In the cases they have observed, both Dow and Dobroth said they noticed social media played a major role in how community members obtained substances containing illicitly manufactured fentanyl.

“We’re hearing from law enforcement that Snapchat is one of the most prevalent ways people are obtaining it,” Dobroth said. “It’s a good platform for getting customers.”

To facilitate the investigation into these digital platforms, the San Luis Obispo County District Attorney’s Office partnered with Cal Poly’s California Cybersecurity Institute, the California Attorney General’s Office, the U.S. Department of Justice and community law enforcement to establish the Central Coast Cyber Forensic Lab (3CFL) in 2017.

The lab provides access to digital forensic evidence collection platforms to all law enforcement agencies in San Luis Obispo County, including the Cal Poly Police Department, according to the 3CFL website.

“Law enforcement is definitely using every tool that we have to mine information and gather evidence electronically to see where this stuff is happening,” Dow said.

The District Attorney’s Office isn’t alone in the fight against the opioid crisis in the county. The San Luis Obispo County Sheriff’s Office, the San Luis Obispo City Fire Department and the San Luis Obispo Police Department have also launched awareness campaigns to educate community members of the risks of illicitly manufactured opioids.

Another group working on the frontlines of the opioid crisis is the SLO County Opioid Safety Coalition, which the San Luis Obispo County Behavioral Health Department started in January 2016 as a response to the growing overdose epidemic.

Funded by the non-profit California Health Care Foundation, the coalition is comprised of physicians, law enforcement, pharmacists, treatment professionals, educators and other community members dedicated to drug overdose prevention.

In January, the coalition collaborated with Cal Poly’s Digital Transformation Hub (DxHub) to launch Naloxone Now, a web-based app for San Luis Obispo County residents with drug overdose resources.

The app, which was created with the help of Amazon Web Services, outlines the signs of an overdose and provides instructions on how to administer naloxone, or NARCAN, a nasal spray or injectable medication that blocks the body’s receptors that react to opioids and restores a person’s breathing.

Cal Poly biological sciences professor Dr.
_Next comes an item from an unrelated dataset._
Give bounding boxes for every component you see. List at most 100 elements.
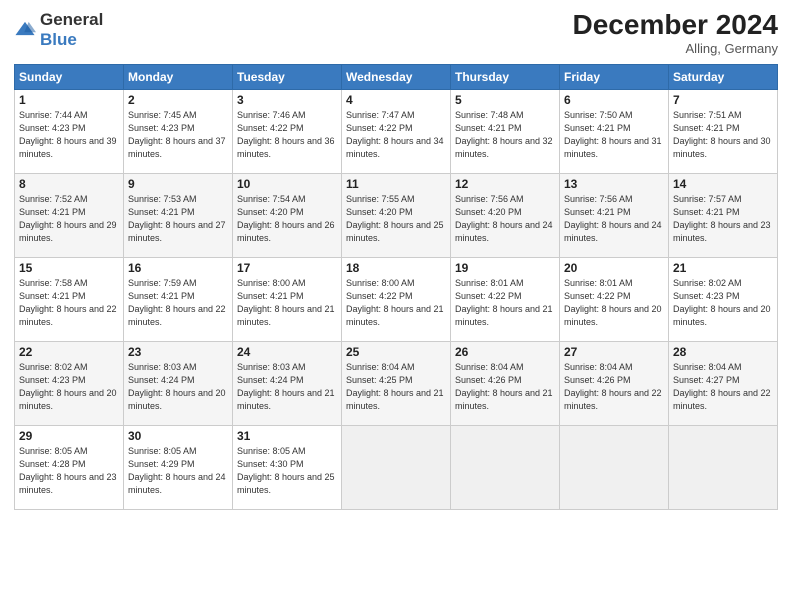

Candace Winstead, who is involved in the Opioid Safety Coalition, said everyone should learn how to administer NARCAN.

“It’s just like carrying an EpiPen,” Winstead said. “The more people who carry naloxone and know how to recognize and respond to an overdose, the more they’re going to save lives and destigmatize it.”
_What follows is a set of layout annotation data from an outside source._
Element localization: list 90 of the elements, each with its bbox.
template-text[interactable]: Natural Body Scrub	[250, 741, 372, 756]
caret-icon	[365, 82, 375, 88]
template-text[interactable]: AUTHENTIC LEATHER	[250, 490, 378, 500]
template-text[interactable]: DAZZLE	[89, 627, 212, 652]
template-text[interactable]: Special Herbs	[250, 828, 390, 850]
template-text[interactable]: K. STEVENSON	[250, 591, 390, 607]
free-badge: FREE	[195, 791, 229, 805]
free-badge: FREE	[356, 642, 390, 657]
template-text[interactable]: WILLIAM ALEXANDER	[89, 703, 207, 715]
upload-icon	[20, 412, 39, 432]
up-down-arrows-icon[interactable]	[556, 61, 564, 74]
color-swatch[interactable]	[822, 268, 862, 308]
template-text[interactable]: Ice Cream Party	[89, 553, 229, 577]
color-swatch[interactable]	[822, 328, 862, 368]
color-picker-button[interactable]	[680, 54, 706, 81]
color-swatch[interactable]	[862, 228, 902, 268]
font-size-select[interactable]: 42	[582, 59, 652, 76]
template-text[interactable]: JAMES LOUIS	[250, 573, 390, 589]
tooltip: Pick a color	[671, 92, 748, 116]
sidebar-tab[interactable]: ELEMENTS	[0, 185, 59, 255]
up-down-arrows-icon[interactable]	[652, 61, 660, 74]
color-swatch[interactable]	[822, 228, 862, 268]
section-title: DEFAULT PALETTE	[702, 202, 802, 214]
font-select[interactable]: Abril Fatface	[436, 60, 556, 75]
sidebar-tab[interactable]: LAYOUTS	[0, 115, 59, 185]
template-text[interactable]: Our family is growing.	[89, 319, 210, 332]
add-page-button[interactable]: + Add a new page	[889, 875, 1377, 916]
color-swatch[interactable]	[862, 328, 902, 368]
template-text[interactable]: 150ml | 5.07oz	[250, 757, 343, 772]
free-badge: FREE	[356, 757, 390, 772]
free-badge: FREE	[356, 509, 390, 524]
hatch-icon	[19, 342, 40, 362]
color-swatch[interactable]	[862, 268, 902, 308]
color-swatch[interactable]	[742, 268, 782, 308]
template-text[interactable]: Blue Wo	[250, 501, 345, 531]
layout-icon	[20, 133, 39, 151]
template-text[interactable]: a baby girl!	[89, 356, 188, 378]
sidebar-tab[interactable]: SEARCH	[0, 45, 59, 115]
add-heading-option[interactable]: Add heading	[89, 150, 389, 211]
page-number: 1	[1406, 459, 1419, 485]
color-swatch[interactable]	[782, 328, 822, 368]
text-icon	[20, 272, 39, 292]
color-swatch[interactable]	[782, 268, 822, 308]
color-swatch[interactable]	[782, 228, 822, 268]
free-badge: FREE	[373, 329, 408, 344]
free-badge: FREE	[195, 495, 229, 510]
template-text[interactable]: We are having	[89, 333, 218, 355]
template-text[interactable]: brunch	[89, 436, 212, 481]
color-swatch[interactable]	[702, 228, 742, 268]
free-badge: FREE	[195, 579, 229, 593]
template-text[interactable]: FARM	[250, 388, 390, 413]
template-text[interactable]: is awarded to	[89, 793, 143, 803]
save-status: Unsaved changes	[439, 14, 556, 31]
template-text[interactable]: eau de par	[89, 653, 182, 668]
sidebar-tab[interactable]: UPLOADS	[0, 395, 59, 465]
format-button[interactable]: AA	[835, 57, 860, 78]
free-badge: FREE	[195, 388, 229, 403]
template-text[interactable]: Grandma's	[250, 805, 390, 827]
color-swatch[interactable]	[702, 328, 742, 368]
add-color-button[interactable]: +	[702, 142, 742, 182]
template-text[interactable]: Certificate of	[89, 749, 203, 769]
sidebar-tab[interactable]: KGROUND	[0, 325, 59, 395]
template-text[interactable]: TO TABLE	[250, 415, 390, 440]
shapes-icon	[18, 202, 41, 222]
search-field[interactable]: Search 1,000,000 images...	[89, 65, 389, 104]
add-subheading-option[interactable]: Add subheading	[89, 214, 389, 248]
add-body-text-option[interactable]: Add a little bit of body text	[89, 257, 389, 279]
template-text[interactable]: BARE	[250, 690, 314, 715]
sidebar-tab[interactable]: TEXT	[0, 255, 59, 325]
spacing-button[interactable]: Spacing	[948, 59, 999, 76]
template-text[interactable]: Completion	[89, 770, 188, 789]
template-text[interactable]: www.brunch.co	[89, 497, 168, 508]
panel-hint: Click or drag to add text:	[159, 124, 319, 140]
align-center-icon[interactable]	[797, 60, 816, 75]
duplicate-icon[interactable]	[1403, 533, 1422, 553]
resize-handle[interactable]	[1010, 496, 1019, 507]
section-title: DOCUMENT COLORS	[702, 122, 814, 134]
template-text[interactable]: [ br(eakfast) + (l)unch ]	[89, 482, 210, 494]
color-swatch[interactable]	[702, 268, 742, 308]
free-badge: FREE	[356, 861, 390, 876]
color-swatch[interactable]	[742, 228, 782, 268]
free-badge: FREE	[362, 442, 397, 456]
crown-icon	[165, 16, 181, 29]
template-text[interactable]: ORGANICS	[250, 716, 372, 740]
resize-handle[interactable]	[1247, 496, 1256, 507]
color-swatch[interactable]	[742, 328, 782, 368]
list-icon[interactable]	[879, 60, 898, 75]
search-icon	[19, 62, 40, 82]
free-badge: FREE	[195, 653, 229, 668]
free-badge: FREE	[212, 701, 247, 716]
Though Cal Poly has exhausted its NARCAN supply for the 2021-2022 academic year, campus and community members can request a free delivery of naloxone to their home through the Naloxone Now app.
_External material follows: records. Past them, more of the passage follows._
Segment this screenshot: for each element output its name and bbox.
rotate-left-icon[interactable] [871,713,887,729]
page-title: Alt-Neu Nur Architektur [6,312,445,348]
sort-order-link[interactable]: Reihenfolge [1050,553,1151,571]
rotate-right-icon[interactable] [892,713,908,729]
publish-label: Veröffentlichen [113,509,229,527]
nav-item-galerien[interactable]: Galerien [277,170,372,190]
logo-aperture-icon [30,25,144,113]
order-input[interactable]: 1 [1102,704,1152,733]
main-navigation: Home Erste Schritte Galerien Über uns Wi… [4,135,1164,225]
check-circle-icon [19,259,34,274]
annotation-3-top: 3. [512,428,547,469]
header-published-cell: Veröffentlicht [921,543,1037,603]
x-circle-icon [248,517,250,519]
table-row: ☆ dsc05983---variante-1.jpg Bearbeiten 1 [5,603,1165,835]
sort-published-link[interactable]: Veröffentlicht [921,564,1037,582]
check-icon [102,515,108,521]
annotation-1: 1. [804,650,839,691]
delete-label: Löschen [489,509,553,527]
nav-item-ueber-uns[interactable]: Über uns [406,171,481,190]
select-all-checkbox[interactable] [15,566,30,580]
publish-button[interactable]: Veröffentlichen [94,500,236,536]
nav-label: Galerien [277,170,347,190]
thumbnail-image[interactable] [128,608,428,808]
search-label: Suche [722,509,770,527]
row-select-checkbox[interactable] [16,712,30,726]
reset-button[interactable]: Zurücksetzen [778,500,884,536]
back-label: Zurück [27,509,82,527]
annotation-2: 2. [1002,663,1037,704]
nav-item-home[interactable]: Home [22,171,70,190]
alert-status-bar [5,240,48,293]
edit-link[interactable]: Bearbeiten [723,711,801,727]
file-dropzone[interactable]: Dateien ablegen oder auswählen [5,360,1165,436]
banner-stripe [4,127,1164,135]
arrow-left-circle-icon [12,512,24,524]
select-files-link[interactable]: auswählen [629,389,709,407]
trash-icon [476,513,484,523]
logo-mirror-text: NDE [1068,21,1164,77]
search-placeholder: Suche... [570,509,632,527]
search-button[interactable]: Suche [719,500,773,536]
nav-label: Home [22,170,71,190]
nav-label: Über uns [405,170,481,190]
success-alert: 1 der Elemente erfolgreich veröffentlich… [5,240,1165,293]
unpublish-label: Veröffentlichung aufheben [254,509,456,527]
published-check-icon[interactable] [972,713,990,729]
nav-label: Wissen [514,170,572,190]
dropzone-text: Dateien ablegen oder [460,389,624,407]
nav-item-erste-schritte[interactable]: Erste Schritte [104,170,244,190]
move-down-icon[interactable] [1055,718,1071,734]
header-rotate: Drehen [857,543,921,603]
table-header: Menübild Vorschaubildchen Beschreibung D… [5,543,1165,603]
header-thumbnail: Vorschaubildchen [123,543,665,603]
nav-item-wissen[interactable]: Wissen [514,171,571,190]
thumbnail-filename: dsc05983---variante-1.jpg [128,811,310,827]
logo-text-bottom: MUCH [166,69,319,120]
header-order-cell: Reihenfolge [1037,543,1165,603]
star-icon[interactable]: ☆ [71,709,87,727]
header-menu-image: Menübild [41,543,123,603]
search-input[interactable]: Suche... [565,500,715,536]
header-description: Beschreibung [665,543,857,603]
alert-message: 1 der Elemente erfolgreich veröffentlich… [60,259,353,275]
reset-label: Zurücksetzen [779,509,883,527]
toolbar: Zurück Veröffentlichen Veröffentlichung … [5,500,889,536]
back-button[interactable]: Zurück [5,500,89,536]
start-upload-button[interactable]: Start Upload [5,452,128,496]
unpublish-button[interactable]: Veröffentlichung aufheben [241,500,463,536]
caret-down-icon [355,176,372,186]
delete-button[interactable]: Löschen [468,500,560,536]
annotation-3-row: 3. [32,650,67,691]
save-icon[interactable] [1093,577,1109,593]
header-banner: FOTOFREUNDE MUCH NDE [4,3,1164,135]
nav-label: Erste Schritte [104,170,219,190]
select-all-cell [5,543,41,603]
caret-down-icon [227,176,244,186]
Winstead also volunteers for SLO Bangers, a harm reduction program that offers syringe exchanges, provides overdose response training and hosts pop-ups throughout the county where community members can pick up a free overdose prevention kit. The weekly schedule for those pop-ups can be found here.

Qualifying entities can also request NARCAN through the California Department of Health Care Services’ Naloxone Distribution Project. Since October 2018, the project has issued more than 1 million units of naloxone and recorded more than 57,000 overdose reversals.​​

Moving forward

Cammie honors her son’s memory through the Emilio Velci Share Aloha Project, a non-profit foundation she launched with the goal of creating fentanyl awareness campaigns through education and advocacy.

The Emilio Velci Share Aloha Project offered scholarships this year to six high school seniors: three student athletes at Atascadero High School and another three at Paloma Creek High School in Atascadero.

The scholarship application consisted of a 500-word essay in which students had to answer the question, “What does ‘aloha’ mean to you and how can you live it in your life?”

Cammie said she wanted to give back to the community because Emilio gave back while he was alive, coaching and refereeing for youth basketball games at the Atascadero Recreation Center.

“‘Aloha’ means so many things, but it truly means compassion and generosity and love, and Emilio embodied the spirit of aloha tremendously,” Cammie said. “He had the biggest heart.”